Challenges of the Changing Arctic: Continental Shelf, Navigation, and Fisheries

Document Type

Book Review

Publication Date



Ocean Law and Policy, Arctic Ocean Coastal States, Arctic Continental Shelf, Arctic Shipping, Fisheries, UNCLOS, Canada


This is yet another book in a series produced by the Center for Oceans Law and Policy (COLP) at the University of Virginia Law School and once again draws on papers given at a conference, this time the 38th Annual Conference held in Bergen, Norway, 25–27 June 2014. The volume focuses on three Arctic Ocean governance themes and provides “must read” chapters on the topics of continental shelf, navigation, and fisheries. The first two parts of the book are devoted to Arctic continental shelf issues. Part I is committed to reviewing law and policy approaches and questions surrounding extended continental shelf determinations by the five Arctic Ocean coastal States.
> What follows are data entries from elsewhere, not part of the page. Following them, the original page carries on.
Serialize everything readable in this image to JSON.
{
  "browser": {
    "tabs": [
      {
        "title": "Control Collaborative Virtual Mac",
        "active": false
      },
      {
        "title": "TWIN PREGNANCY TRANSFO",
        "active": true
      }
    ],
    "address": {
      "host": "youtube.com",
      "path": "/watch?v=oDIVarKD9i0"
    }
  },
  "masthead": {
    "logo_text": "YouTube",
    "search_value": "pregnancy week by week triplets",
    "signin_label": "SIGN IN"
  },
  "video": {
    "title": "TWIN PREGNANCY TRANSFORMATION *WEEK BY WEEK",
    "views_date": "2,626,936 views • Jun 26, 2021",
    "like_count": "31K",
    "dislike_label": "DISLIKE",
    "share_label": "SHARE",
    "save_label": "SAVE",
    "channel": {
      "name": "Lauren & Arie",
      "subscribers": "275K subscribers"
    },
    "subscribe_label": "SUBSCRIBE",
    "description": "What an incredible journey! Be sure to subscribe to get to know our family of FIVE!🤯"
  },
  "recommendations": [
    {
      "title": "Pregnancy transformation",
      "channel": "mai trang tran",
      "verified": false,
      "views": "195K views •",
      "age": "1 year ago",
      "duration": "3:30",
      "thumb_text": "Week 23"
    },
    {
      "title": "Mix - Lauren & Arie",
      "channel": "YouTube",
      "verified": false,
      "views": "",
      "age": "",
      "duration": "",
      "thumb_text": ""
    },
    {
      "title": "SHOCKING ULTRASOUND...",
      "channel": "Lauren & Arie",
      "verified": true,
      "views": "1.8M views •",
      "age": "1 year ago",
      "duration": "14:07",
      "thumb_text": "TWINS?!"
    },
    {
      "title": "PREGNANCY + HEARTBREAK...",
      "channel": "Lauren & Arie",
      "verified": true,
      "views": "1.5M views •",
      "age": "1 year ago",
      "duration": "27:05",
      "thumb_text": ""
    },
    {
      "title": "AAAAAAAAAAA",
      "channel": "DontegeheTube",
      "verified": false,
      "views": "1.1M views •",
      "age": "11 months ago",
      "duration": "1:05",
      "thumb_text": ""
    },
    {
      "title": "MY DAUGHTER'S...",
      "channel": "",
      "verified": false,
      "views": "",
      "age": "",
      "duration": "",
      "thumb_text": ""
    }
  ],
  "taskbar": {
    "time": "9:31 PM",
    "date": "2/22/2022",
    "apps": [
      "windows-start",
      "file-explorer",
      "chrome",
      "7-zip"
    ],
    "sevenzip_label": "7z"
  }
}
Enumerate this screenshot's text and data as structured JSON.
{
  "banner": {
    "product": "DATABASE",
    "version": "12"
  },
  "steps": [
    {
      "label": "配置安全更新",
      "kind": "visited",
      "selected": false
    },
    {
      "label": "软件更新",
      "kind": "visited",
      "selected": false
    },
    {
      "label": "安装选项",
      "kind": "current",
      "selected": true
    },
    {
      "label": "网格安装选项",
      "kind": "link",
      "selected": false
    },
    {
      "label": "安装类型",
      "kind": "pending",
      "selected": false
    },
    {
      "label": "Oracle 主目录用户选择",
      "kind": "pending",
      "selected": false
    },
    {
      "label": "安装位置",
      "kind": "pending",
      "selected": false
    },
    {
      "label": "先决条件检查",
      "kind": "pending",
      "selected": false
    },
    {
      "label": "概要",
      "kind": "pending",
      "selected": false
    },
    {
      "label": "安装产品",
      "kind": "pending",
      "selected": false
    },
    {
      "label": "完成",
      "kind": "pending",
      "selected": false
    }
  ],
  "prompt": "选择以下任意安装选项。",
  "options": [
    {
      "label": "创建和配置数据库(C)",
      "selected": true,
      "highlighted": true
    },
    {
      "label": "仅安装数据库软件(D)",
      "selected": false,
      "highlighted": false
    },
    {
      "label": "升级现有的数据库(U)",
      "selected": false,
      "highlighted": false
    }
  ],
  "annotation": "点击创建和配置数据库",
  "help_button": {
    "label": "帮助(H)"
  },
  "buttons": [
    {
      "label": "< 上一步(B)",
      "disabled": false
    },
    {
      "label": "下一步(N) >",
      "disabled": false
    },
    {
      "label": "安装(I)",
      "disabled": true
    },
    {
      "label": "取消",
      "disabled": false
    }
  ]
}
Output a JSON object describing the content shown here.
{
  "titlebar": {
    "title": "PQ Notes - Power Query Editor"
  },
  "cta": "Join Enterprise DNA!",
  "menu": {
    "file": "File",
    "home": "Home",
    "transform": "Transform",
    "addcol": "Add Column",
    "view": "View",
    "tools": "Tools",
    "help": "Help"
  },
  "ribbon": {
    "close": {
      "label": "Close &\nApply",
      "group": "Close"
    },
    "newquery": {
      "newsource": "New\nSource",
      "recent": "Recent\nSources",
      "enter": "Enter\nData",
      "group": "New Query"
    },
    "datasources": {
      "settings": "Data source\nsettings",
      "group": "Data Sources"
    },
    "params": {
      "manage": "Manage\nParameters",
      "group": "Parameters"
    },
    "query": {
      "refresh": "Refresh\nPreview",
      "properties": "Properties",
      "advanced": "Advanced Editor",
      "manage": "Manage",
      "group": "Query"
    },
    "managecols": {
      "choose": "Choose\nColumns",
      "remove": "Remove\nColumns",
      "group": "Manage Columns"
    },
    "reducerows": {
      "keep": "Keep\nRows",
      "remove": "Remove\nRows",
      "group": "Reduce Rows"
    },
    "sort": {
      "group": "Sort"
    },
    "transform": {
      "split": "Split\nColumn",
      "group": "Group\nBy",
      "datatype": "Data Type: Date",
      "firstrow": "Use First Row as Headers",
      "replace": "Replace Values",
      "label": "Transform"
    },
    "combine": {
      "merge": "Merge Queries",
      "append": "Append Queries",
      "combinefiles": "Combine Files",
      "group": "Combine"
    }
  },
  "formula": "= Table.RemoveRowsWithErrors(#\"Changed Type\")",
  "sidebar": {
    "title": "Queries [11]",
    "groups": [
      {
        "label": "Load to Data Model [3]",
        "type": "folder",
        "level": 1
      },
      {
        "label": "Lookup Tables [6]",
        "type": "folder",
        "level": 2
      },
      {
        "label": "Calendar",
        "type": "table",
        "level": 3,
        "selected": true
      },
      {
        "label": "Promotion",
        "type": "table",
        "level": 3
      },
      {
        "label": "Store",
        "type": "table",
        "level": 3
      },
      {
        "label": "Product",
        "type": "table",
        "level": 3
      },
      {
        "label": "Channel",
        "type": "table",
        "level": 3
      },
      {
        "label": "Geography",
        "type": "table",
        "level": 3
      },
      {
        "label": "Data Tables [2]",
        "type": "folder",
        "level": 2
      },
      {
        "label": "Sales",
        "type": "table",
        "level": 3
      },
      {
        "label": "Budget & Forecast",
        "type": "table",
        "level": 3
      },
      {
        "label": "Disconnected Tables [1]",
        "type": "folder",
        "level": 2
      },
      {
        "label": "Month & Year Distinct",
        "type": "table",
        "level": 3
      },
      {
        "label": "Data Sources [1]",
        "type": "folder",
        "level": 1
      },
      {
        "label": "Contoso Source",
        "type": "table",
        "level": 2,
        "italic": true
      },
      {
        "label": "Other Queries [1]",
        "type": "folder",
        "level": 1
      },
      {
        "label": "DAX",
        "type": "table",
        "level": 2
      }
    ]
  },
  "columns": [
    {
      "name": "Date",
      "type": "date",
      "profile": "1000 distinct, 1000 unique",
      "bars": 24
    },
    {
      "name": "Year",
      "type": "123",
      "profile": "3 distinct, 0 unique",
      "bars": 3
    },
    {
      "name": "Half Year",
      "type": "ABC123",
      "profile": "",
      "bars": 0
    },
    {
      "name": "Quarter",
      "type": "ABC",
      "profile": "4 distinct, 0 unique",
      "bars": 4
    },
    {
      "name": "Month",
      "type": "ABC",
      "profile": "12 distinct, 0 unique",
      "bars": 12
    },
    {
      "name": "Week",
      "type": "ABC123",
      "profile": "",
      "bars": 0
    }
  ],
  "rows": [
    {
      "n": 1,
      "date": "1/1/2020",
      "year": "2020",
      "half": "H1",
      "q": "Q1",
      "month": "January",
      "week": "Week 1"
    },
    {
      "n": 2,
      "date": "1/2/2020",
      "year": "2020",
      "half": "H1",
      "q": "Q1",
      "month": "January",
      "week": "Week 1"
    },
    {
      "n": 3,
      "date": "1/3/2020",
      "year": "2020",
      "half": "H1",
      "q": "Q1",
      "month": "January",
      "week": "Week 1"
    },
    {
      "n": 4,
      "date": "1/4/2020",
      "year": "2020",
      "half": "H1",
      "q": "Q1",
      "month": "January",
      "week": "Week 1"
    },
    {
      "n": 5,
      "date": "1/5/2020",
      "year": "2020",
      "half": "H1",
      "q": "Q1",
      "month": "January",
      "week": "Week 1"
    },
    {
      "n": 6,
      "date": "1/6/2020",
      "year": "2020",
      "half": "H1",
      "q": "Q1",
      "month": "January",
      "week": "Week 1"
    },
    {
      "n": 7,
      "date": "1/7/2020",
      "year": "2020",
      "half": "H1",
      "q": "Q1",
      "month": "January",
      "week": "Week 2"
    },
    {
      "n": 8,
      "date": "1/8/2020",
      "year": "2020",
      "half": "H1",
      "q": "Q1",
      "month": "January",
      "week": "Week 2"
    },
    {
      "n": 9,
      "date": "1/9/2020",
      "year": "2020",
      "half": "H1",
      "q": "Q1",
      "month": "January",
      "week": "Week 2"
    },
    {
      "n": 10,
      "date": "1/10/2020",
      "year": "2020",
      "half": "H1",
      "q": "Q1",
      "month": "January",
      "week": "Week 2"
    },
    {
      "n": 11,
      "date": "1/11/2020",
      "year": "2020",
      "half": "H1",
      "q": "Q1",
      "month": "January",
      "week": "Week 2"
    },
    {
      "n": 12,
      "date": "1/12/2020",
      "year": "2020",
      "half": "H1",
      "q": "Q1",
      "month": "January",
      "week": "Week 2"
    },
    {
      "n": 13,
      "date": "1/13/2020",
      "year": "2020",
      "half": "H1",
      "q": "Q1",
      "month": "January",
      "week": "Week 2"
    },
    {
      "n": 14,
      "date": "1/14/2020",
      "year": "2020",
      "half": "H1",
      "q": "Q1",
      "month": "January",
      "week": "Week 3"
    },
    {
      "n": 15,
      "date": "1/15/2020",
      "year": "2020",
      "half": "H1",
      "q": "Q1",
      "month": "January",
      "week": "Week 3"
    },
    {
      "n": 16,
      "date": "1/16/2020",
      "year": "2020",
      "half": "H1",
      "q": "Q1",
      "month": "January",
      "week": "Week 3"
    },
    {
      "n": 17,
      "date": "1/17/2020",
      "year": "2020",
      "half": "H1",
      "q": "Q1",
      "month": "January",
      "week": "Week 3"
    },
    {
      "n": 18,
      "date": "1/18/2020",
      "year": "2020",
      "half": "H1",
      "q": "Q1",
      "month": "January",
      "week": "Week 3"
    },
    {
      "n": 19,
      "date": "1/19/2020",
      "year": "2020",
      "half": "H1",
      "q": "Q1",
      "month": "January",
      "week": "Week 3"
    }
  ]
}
Michael Byers in Chapter 4 reviews the law and politics facing Canada, Denmark, and Russia in their assertion of rights over the Lomonosov Ridge. He highlights the possible future need to negotiate boundaries where there are overlapping claims and opines that the principle of equidistance would likely be used to delimit the seabed rights between Canada and Denmark, which would situate the North Pole on the Danish side. In Chapter 5, Alex Oude Elferink reviews the present state of national extended shelf claims in the Arctic and questions whether the usual equidistance/relevant circumstances methodology to delimit the continental shelf within 200 nautical miles should be applied to areas beyond. He suggests an alternative approach which is left somewhat impressionistic but starts with giving priority attention to overlapping natural prolongations and the relevant coasts of the contending parties.